Ректор пересек площадь Трех Коллегий (мощеную, что составляло гордость университета) и так же, не спеша, обошел здание Коллегии Григория Великого. Он был невысок, от возраста несколько оплыл, гладко выбритое круглое лицо с подрагивающими щеками стягивала сетка морщин. И ходил он не торопясь не только ради соблюдения солидности, но и потому, что его мучило колотье в боку. Обогнув здание, ректор вошел во внутренний двор, украшенный скудными цветочными грядками и чахлыми кустами и поднялся на крыльцо. Открыл ему Стуре, фамулус. Одной из обязанностей студентов было прислуживать профессорам, и некоторые на такой должности приживались. Стуре был из этой породы. Он еще не достиг возраста "вечного студента", но в двадцать с чем-то лет не стал ни бакалавром, ни лиценциатом - не в силу тупости или порочности, а по причине духовной, если не физической вялости. Белобрысый, с пухлым, что называется "непропеченным" лицом он, моргая светлыми ресницами, уставился на Бенона Битуана,
-- Доктор у себя? - осведомился ректор.
-- Да, ваша магнифиценция, - фамулус распахнул дверь, пропустив посетителя.
Доктор обоих прав Лозоик Поссар занимал в коллеги четыре комнаты одну из самых больших квартир, предоставляемым университетским преподавателям. Но доктору Поссару и требовалось много места - для большой специальной библиотеки, но также и для обширной документации, проходившей через его руки. И при том, что на полках вдоль стен не видно было проемов, стопки книг лежали и на рабочем столе доктора, не тесня, впрочем, кожаных папок и шитых тетрадей.
Доктор Поссар встал, приветствуя ректора. Он был ненамного моложе Битуана, но гораздо крепче и энергичнее. Во всех смыслах. Успел поездить и по Европе, и по империи, а в Тримейне осел несколько лет назад, но за короткий срок приобрел высокую репутацию как среди юристов, так и среди богословов, прибегавших к его консультациям по многим спорным вопросам.
Доктор Поссар предложил ректору кресло и крикнул Стуре, чтобы подал вина.
-- Только разбавленного, - поспешил добавить ректор. - Хоть я и богослов, но по-богословски* пить уже не в моих силах - печень... * Богословским называли особо крепкое вино.
-- Слышал, что говорит его магнифиценция?
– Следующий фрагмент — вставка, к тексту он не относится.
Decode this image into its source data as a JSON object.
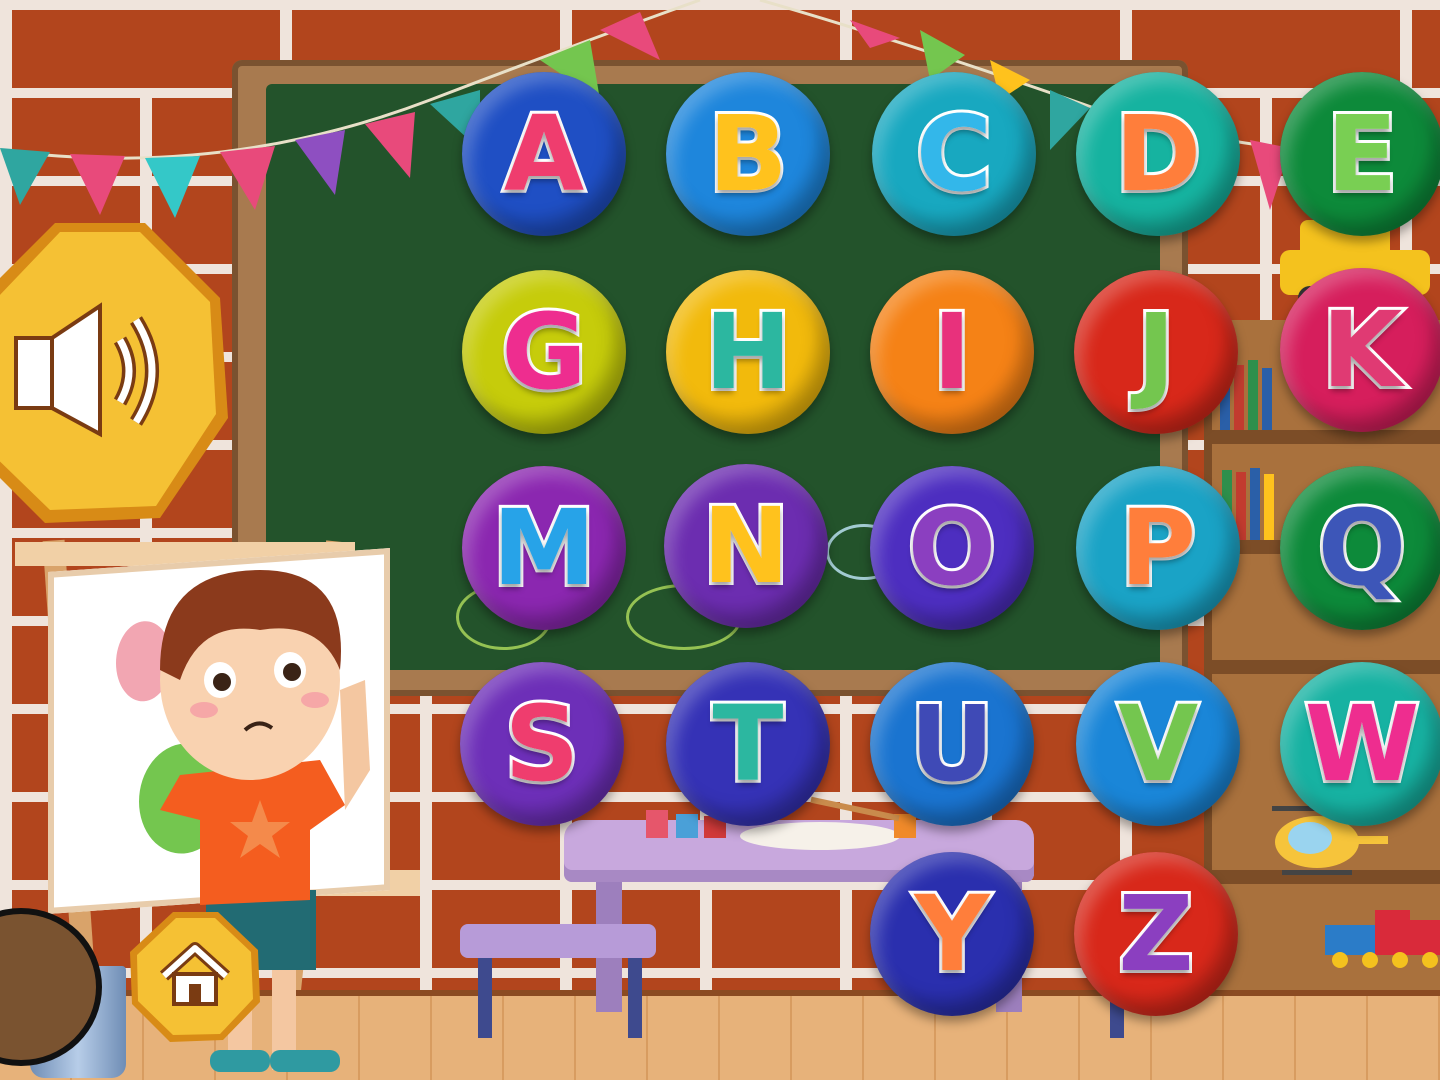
{
  "colors": {
    "wall_brick": "#b2451d",
    "wall_mortar": "#efe4dc",
    "chalkboard": "#23532b",
    "button_gold": "#f5c134",
    "button_gold_edge": "#d88b16"
  },
  "controls": {
    "sound_icon": "speaker-icon",
    "home_icon": "home-icon"
  },
  "letters": [
    {
      "label": "A",
      "bg": "#1f4fc4",
      "fg": "#ef3d6e"
    },
    {
      "label": "B",
      "bg": "#1e86dc",
      "fg": "#ffc21d"
    },
    {
      "label": "C",
      "bg": "#18a8c0",
      "fg": "#33b7ea"
    },
    {
      "label": "D",
      "bg": "#16b3a0",
      "fg": "#ff7e3b"
    },
    {
      "label": "E",
      "bg": "#0d8a3a",
      "fg": "#79cf53"
    },
    {
      "label": "G",
      "bg": "#c6cc0b",
      "fg": "#ee2d8f"
    },
    {
      "label": "H",
      "bg": "#f2ba0c",
      "fg": "#2cb7a0"
    },
    {
      "label": "I",
      "bg": "#f58216",
      "fg": "#e8317c"
    },
    {
      "label": "J",
      "bg": "#d8281a",
      "fg": "#74c64f"
    },
    {
      "label": "K",
      "bg": "#d61e5c",
      "fg": "#e03a73"
    },
    {
      "label": "M",
      "bg": "#8b27b0",
      "fg": "#27a3e8"
    },
    {
      "label": "N",
      "bg": "#6c2db0",
      "fg": "#ffc21d"
    },
    {
      "label": "O",
      "bg": "#4d2ec0",
      "fg": "#8b3fc0"
    },
    {
      "label": "P",
      "bg": "#1aa3c6",
      "fg": "#ff7e3b"
    },
    {
      "label": "Q",
      "bg": "#0d8a3a",
      "fg": "#3d56b8"
    },
    {
      "label": "S",
      "bg": "#6d2fb8",
      "fg": "#ef3d6e"
    },
    {
      "label": "T",
      "bg": "#3532b6",
      "fg": "#2cb7a0"
    },
    {
      "label": "U",
      "bg": "#1a74d0",
      "fg": "#3f4ab6"
    },
    {
      "label": "V",
      "bg": "#1a86d8",
      "fg": "#74c64f"
    },
    {
      "label": "W",
      "bg": "#17b2a2",
      "fg": "#ee2d8f"
    },
    {
      "label": "Y",
      "bg": "#2a2fae",
      "fg": "#ff7e3b"
    },
    {
      "label": "Z",
      "bg": "#d8281a",
      "fg": "#8b3fc0"
    }
  ]
}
Ступай. Стуре, шаркая, как старик, побрел на кухню. Сам Лозоик был сдержан в привычках, не не аскет. Не осуждал студентов, устраивающих по праздникам публичные спектакли и даже порой эти представления посещал. Мог пригубить - не более - вина. Хотя здоровье, наверняка, позволило бы и больше, подумал ректор без зависти. Странно, но он Лозоику Поссару никогда не завидовал. При том, что Лозоик и внешне был куда авантажнее доктора Битуана. Во время редких своих визитов в Новый Дворец ректору приходилось видеть скульптурные изображения языческих правителей и что-то в них (как ни грешно было такое сравнение) напоминало доктора обоих прав - правильные черты, раздвоенная морщина между четких бровей, глубоко сидящие глаза, тонкий орлиный нос, несколько заостренный, решительный подбородок. И сложен он был вполне соразмерно, и на здоровье не жаловался. Казалось бы, как не позавидовать - ан нет.
-- Надеюсь, что не отвлек тебя от дел... - начал ректор.
-- Ничего. Мне полезно немного отвлечься.
--...потому что я пришел без дела. Только для того, чтобы рассказать, что я сегодня был на обеде у архиепископа, и речь там зашла о твоем трактате...
-- О котором?
-- "Сравнение канонического и светского права". Его преосвященство отозвался о нем с большой похвалой. Он находит мысль о необходимости приравнять государственную измену к ереси весьма тонкой.
-- Прежде всего, это разумная мысль. Если это положение будет принято, оно избавит правосудие от многих затруднений. Я не имею в виду явные случаи, когда еретики нескрываемо выступают бунтовщиками и ненавистниками светской власти вроде катаров или дольчинианцев. Но возьмем относительно недавний процесс тамплиеров. - В звучном ровном голосе Лозоика не слышалось горячности, но тема его несомненно увлекала. - Если бы трибунал принял указанное положение, отпала бы необходимость в длительном разбирательстве, и казнь, свершившася десять лет назад, могла бы произойти на семь лет раньше. А из-за проволочек многие виновные успели скрыться.
Вернулся Стуре с кувшином и кубками. Ректор принял кубок с разведенным на греческий манер вином (и вино-то было греческое) и стал пить мелкими глотками, как предписывала скельская медицинская школа. Доктор Лозоик продолжал.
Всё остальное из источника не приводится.